Eine Stichprobe für die Diskussion um das journalistische Bild
Die Durchforstung verschiedener Zeitungen aus einer Region im Norden Deutschlands nach Pressefotografien an nur einem Wochenende erbrachte bedenkliche Resultate. Untersucht wurden die Nordseezeitung (NZ), Mantelzeitung für verschiedene Lokalausgaben; der Weser-Kurier (WK), das Hamburger Abendblatt (HHA) und die Niederelbe Zeitung (EZ).

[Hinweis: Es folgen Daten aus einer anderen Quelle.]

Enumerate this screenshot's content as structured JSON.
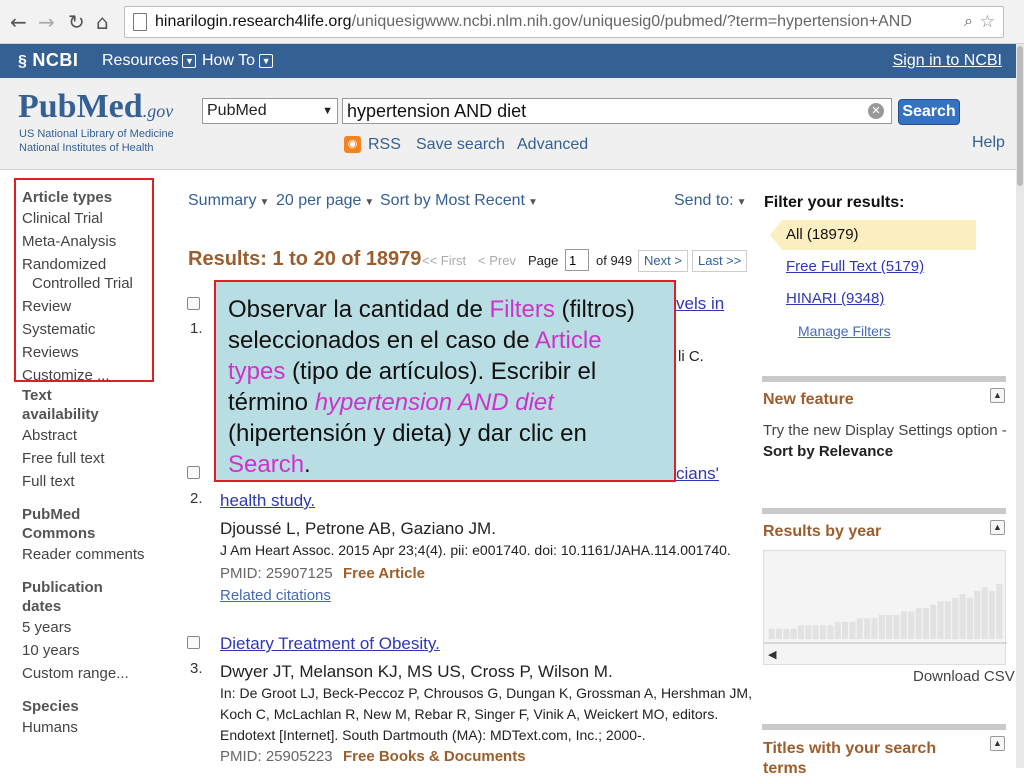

Außer dem Hamburger Abendblatt hat keine dieser Redaktionen noch Fotografen im festen Angestelltenverhältnis. Auch Fotoredaktionen sind nicht mehr existent. „Bei Google und im Internet gibt es doch alles“, ist eine häufige Redewendung bei Nachfrage in den Verlagen und Redaktionen.
Auffällig war, dass der WK deutlich bessere Illustrationen hat als die restlichen Zeitungen. Dies liegt daran, dass dort noch viele Fotos von zwei professionellen Fotografen, die allerdings frei arbeiten, erscheinen. Die Qualität der NZ-Illustrationen ist deutlich wahlloser und sichtbar uninteressanter. Es sind hauptsächlich PR- und Werbefotos und in den lokalen Teilen ausnahmslos Fotos von Redakteuren aufgenommen. Mit Ausnahme des HHA und des WK sind alle untersuchten Zeitungen ausschließlich mit PR-Fotos und Redakteursfotos illustriert. Die Qualität von Redakteursfotos sind dem Fotografie Professor Peter Piller (www.peterpiller.de) sogar eine Buchreihe wert. Bisher sind acht Bände mit „Redakteursfotos“ im Revolver Verlag erschienen und müssen wohl unter die Rubrik „Satire“ eingeordnet werden. Ein Titel heißt „Bauerwartungsflächen! Noch ist nichts zu sehen“, ein anderer: „Tatortfotos“ – dieser zeigt hauptsächlich Absperrbänder der Polizei.
Das HHA beschäftigt noch zwei feste Fotografen. „Das ist aber ein besonderer Luxus, den wir uns noch leisten“, bestätigte eine Redakteurin. Das HHA hatte in der gesichteten Reisebeilage 161 Fotos von Reiseunternehmen abgedruckt. Kein einziges Foto war mit einem Urhebervermerk versehen.
Honorarfreie PR-Fotos sind besonders in den Wochendausgaben mit Magazinteilen dominierend. Dabei fällt auf, dass vielfach in den zeitnah erscheinenden Ausgaben der gleichen Zeitung, Anzeigen der redaktionell besprochenen Firmen erscheinen. Bei Nachfragen in den Redaktionen wurde von Kollegen bestätigt, dass ein enger Zusammenhang zwischen dem Redaktions- und dem Anzeigenteil bestehe. Als Entschuldigung wurde vorgebracht, dass die Verlage von den Kunden erpresst würden. Verständlicherweise war keiner der Kollegen bereit, dies namentlich zu bezeugen.
Die knapper gewordenen Anzeigenetats werden offensichtlich nur noch an Zeitungen vergeben, die zusätzlich auch im redaktionellen Teil positiv über das Produkt und das Unternehmen berichten. Bundesweit sind inzwischen viele Fälle von „Abstrafungen“ bekannt geworden, nachdem eine Zeitung kritisch über Unternehmen berichtete: DB, Aldi, Lufthansa, Lidl! Die Lufthansa ging sogar soweit, die Süddeutsche Zeitung nach einer Kritik am Unternehmen aus dem Leseangebot ihrer Flugzeuge zu nehmen.
Nach Ziffer 7 des Pressekodex haben sich Verleger und Journalisten verpflichtet, dass redaktionelle Veröffentlichungen nicht durch private oder geschäftliche Interessen Dritter oder durch persönliche wirtschaftliche Interessen der Journalistinnen und Journalisten beeinflusst werden. Diese Untersuchung – sowie zahlreiche Gespräche mit KollegInnen aus anderen Zeitungen, die ähnliches berichten – lässt die Schlussfolgerung zu, dass dieser Passus des Pressekodex lange überholt ist.